Sections 1–4 of the output print those tables for inspection, and section 5 asks the checkpoint question.

Predict, then prove

The point of a rep is recall, so before you read section 4’s table, predict:

Which user has the strongest sports signal, and which unseen article would the starter score rank highest for that user?

Then check yourself against the worked answer on the module page. The short version: the strongest sports signal is u003, but its top unseen article is a001 (politics, 0.85), not the sports article a005 (0.70) — because a005 has zero clicks. Surprising answers are the ones that stick.

When you are done predicting, make it mechanical:

make -C tutorial/foundations check

That runs tests/test_lesson_01.py, which asserts the seed size, the CTR guard, the strongest-sports-signal user, and the full checkpoint answer (including the a001-over-a005 twist). Green means the rep passed.
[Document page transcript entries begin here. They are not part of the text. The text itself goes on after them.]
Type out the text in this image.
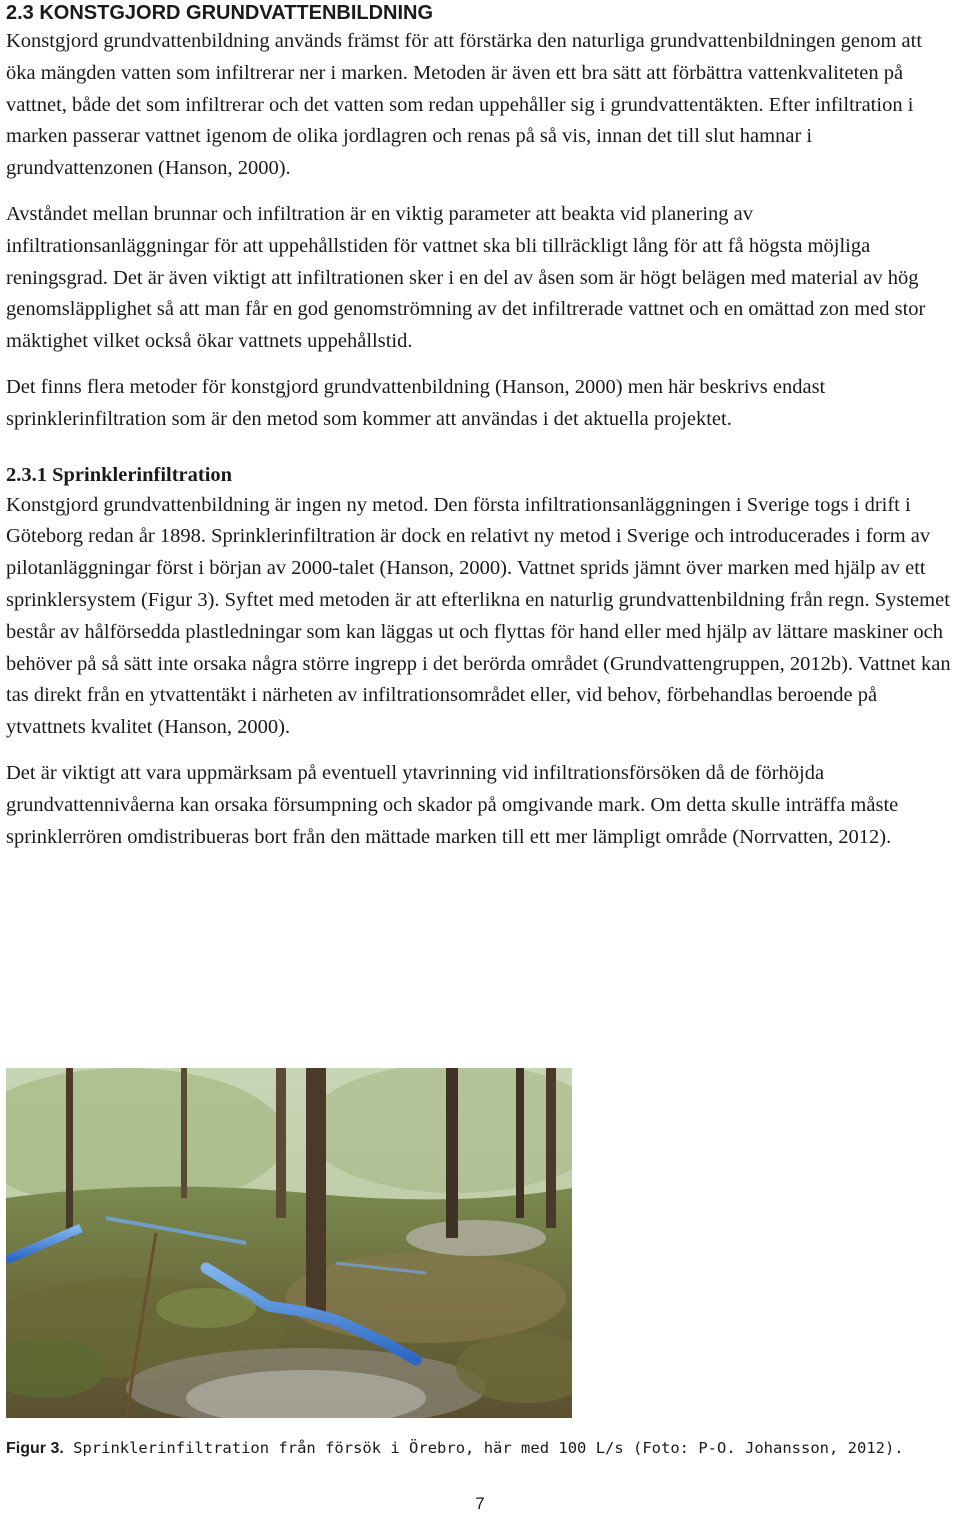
2.3 KONSTGJORD GRUNDVATTENBILDNING

Konstgjord grundvattenbildning används främst för att förstärka den naturliga grundvattenbildningen genom att öka mängden vatten som infiltrerar ner i marken. Metoden är även ett bra sätt att förbättra vattenkvaliteten på vattnet, både det som infiltrerar och det vatten som redan uppehåller sig i grundvattentäkten. Efter infiltration i marken passerar vattnet igenom de olika jordlagren och renas på så vis, innan det till slut hamnar i grundvattenzonen (Hanson, 2000).

Avståndet mellan brunnar och infiltration är en viktig parameter att beakta vid planering av infiltrationsanläggningar för att uppehållstiden för vattnet ska bli tillräckligt lång för att få högsta möjliga reningsgrad. Det är även viktigt att infiltrationen sker i en del av åsen som är högt belägen med material av hög genomsläpplighet så att man får en god genomströmning av det infiltrerade vattnet och en omättad zon med stor mäktighet vilket också ökar vattnets uppehållstid.

Det finns flera metoder för konstgjord grundvattenbildning (Hanson, 2000) men här beskrivs endast sprinklerinfiltration som är den metod som kommer att användas i det aktuella projektet.

2.3.1 Sprinklerinfiltration

Konstgjord grundvattenbildning är ingen ny metod. Den första infiltrationsanläggningen i Sverige togs i drift i Göteborg redan år 1898. Sprinklerinfiltration är dock en relativt ny metod i Sverige och introducerades i form av pilotanläggningar först i början av 2000-talet (Hanson, 2000). Vattnet sprids jämnt över marken med hjälp av ett sprinklersystem (Figur 3). Syftet med metoden är att efterlikna en naturlig grundvattenbildning från regn. Systemet består av hålförsedda plastledningar som kan läggas ut och flyttas för hand eller med hjälp av lättare maskiner och behöver på så sätt inte orsaka några större ingrepp i det berörda området (Grundvattengruppen, 2012b). Vattnet kan tas direkt från en ytvattentäkt i närheten av infiltrationsområdet eller, vid behov, förbehandlas beroende på ytvattnets kvalitet (Hanson, 2000).

Det är viktigt att vara uppmärksam på eventuell ytavrinning vid infiltrationsförsöken då de förhöjda grundvattennivåerna kan orsaka försumpning och skador på omgivande mark. Om detta skulle inträffa måste sprinklerrören omdistribueras bort från den mättade marken till ett mer lämpligt område (Norrvatten, 2012).

Figur 3. Sprinklerinfiltration från försök i Örebro, här med 100 L/s (Foto: P-O. Johansson, 2012).
7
What the lesson teaches that later modules rely on

The two-event vocabulary (impression and click). Every downstream metric in evaluation reduces to these two atoms.
Per-article CTR with a divide-by-zero guard. That guard pattern reappears every time a metric divides by impression counts.
The candidate-set shape. Already-seen articles are excluded before ranking, not as a separate filter step. The modeling module keeps the same boundary when it swaps the starter score for cosine similarity over sentence embeddings.
Checkpoint questions as the correctness gate. A lesson is not “it printed something.” A lesson is “it printed something, and the output is what I predicted.” make check enforces that discipline, and every later module inherits it.

What the lesson deliberately does not do

No real Python logic — run_lesson.py only executes the SQL you can read.
No real data — the VALUES block is small enough to read row by row.
No persistence — everything is in-memory and rebuilt on each run, so there is nothing to clean up (make clean says exactly that).

After this lesson

Run ingestion when you are ready to replace the fourteen rows with millions. The data shape stays exactly the same; the column names stay the same; only the source changes.